A Wrinkle in Time, Madeleine L’Engle’s award-winning 1962 novel, is beloved by generations of readers. It is “science fantasy”—too fanciful to be considered science fiction, but brimming with science-y theories on traveling through space without a spaceship. And, as with the most memorable children’s tales, it stresses the power of love, as both a treasure to nurture and as a restorative to heal a threatened universe.

Now A Wrinkle in Time is a motion picture—a glitzy production that reportedly cost upwards of $100 million. So why no movie until now? Hollywood couldn’t figure out how to translate this tale into an enthralling cinematic event. That’s understandable—how do you even begin to portray a tesseract? (If you’re not familiar with the term, Google it.) Given today’s sophisticated computer graphics capabilities, the folks at Disney decided that the time had come. They were right about the timing. As for other decisions—not so much.

An enthusiastic Oprah Winfrey agreed to appear in the movie as Mrs. Which, one of the book’s three celestial spirits, along with Reese Witherspoon (Mrs. Whatsit) and Mindy Kaling (Mrs. Who). That may be where the production’s troubles began. L’Engles’s literary Mrs. Whatsit resembles a frumpy tramp, while Mrs. Who is described as “a plump little woman.” Mrs. Which begins the tale as “little more than a shimmer.” But someone with the production—perhaps the creative behind-the-scenes folks, or the director, or the actresses themselves—decided to transform the spirits into Disney princesses. They’re spectacularly gorgeous, in glittery makeup and overblown fashion attire. Their frequent close-ups are painfully evocative of a misbegotten Maybelline commercial.

The book A Wrinkle in Time is, above all, emotionally powerful. It focuses on Meg Murray (Storm Reid), an insecure teenage girl whose life falls apart when her scientist father (Chris Pine) disappears. Her anger and pain are palpable to readers, and young Reid conveys that well. We fear for her when Meg learns she must confront the dark, insidious presence known as IT that is polluting the universe with hatred and evil. But there’s no way for her to avoid the confrontation because—spoiler alert—IT has imprisoned Dr. Murray on the distant planet of Camazotz! Things become bleaker when IT hijacks the mind of Meg’s beloved little brother, Charles Wallace (Deric McCabe).
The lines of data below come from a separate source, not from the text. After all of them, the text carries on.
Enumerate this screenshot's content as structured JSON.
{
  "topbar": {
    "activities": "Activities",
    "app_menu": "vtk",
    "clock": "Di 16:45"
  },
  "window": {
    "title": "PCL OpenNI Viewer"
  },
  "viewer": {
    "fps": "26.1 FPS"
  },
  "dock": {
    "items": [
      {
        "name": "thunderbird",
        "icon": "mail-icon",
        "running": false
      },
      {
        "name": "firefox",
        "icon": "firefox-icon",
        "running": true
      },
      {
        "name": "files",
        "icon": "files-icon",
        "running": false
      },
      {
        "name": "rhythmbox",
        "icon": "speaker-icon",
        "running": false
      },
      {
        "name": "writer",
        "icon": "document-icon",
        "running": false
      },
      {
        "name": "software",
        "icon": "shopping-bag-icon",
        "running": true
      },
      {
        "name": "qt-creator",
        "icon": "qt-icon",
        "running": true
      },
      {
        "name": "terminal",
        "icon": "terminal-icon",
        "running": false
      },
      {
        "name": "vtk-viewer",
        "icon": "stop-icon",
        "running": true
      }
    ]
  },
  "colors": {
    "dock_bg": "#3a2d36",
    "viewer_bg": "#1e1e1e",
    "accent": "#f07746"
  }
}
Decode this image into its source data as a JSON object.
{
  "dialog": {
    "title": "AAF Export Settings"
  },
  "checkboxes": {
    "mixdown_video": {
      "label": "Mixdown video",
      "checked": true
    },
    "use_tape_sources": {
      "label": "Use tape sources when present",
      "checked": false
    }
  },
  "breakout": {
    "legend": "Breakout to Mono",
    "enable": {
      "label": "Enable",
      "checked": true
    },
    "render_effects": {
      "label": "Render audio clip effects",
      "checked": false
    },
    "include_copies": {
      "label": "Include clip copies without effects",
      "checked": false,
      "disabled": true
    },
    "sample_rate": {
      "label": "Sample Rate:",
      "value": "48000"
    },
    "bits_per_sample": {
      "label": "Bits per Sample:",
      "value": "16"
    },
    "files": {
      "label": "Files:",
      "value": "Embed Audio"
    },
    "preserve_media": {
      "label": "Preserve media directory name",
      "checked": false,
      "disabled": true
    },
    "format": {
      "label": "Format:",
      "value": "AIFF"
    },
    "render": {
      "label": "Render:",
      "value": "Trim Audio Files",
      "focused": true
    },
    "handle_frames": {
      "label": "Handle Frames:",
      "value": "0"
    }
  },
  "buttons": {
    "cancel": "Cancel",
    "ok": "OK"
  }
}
Unfortunately, it seems the filmmakers were afraid to make us really afraid. They included scenes demonstrating IT’s iron grip on Camazotz’s inhabitants, but they left out a pertinently creepy scene regarding IT’s punishment of a child who isn’t “perfect.” In the book, Meg’s interactions with body-snatched Charles Wallace chill the reader, but his film counterpart acts more like a bratty five-year-old than the horrible mini-Fascist of L’Engle’s novel. More problematic: many of the travails that shape Meg’s growth over her journey are ignored in the screenplay.

The film is at its best when it deals with the human characters as they relate to one another: Meg’s interactions with her mother, with her brother, and with their friend Calvin (Levi Miller). The sequence where Meg at last tearfully embraces her father is genuinely moving, thanks to the acting skills of Reid and Pine.

But those emotional highs aren’t enough to forgive the lack of the science-y stuff that demonstrates Meg’s intelligence, or the dialogue delivered by the three Mrs. W’s, which, unfortunately, hits the ear as flat. Perhaps if more time had been spent on the script and less on the makeup…

A Wrinkle in Time remains a tale worth telling. For the uninitiated attracted by the movie’s promotion efforts, a word of advice: read the book!